Supreme Court declawed the Voting Rights Act,
Black people once again have become second-class citizens under Jim
Crow 2.0. The Republican Party has relied on voter suppression and
intimidation, voter purges and gerrymandering as their weapons of
choice to disenfranchise Black voters. Biden must sign the John
R. Lewis Voting Rights Advancement Act,
which passed Congress and stalled in the Senate.
This
legislation would restore
the Voting Rights Act,
reinstate federal oversight of state election laws and dismantle
barriers for voters to access the ballot. A fight for racial justice
in our elections also means eliminating
corruption and unlimited money in politics,
in which a relatively small group of white men have paid for the
policies that continue to oppress the poor and people of color.
Biden
and the Democrats must also seek reform of the undemocratic Electoral
College
and U.S. Senate, institutions created to support slaveholding states
and distort their power. Other statehood for the District of Columbia
and the Caribbean
and Pacific islands
that are U.S. territories, yet whose 4
million American citizens
cannot vote in federal elections.
THE
COURTS
America’s
judicial system cannot provide equal justice when it does not reflect
the diversity of the nation, and it becomes the captive of a narrow
ideology of white Christian nationalists. With the confirmation of
Justice
Amy Coney Barrett,
the Supreme Court has a 6-3 conservative majority.
Outsourcing
its judicial selection process to a shady dark money operation known
as the Federalist
Society,
the Trump administration stacked the courts with extremist political
operatives, mostly young
white men,
often unqualified, and united in their opposition to civil rights and
social justice.
If
Biden has any chance of making his policies stick, he requires a
reformed
and balanced federal court system,
with more seats on the Supreme Court and the lower courts to increase
diversity and inclusion, term limits, and a code of ethics for
Supreme Court justices. Everything should be on the table.
CLIMATE
JUSTICE
People
of color are disproportionately impacted by climate change. In an era
of environmental degradation brought on by climate change, and
economic depression resulting from years of inequality exacerbated by
a year of COVID-19, Biden must fight multiple pandemics at once.
A
green
jobs program
or Green
New Deal
would
wean America off fossil fuels, build a badly needed green
infrastructure, create millions of new jobs and repair the historic
environmental injustices visited upon indigenous people, the poor and
communities of color.
INVESTIGATE
TRUMP
Finally,
the Biden White House must find out where Trump buried all the
bodies.
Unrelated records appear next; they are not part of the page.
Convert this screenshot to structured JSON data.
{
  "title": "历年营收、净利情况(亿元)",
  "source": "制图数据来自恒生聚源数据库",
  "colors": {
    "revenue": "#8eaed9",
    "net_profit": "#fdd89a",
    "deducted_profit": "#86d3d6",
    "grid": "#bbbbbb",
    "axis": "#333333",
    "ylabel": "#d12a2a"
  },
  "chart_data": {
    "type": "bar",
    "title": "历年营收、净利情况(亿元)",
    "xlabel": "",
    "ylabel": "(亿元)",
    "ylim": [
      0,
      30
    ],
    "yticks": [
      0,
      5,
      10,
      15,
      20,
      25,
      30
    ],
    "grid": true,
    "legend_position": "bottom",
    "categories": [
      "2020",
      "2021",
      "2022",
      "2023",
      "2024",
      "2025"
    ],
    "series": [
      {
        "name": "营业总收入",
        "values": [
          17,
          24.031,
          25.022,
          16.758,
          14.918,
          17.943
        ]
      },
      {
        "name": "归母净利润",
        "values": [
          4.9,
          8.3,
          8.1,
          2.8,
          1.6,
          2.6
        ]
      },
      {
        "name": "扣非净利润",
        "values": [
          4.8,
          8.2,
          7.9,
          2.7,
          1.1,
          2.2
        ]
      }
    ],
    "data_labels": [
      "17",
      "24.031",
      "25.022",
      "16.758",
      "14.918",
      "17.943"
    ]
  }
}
We may not know the full extent of his potential criminality
and corruption for years to come. From potential tax fraud, the
intentional mass deaths of Americans under COVID-19 - under the
assumption that people of color would suffer the most - to sabotaging
the post office, and from the forced sterilization of Black and Brown
migrant women by the kidnapping of children in ICE detention centers,
crimes and violations have most certainly been committed.
Part
of disinfecting the White House for future use includes a
presidential
crimes commission
to get to the heart of what Trump did in our name.
Black
voters need an agenda, and we must take that agenda to the soon-to-be
President Joe Biden and Vice President Kamala Harris. A Biden victory
does not mean Black America can afford to take a nap until the 2024
election. Democracy is not an armchair spectator sport, and the past
four years have taught us as much.
As
the old Teddy
Pendergrass
song goes, “Wake up everybody, no more sleepin’ in bed.”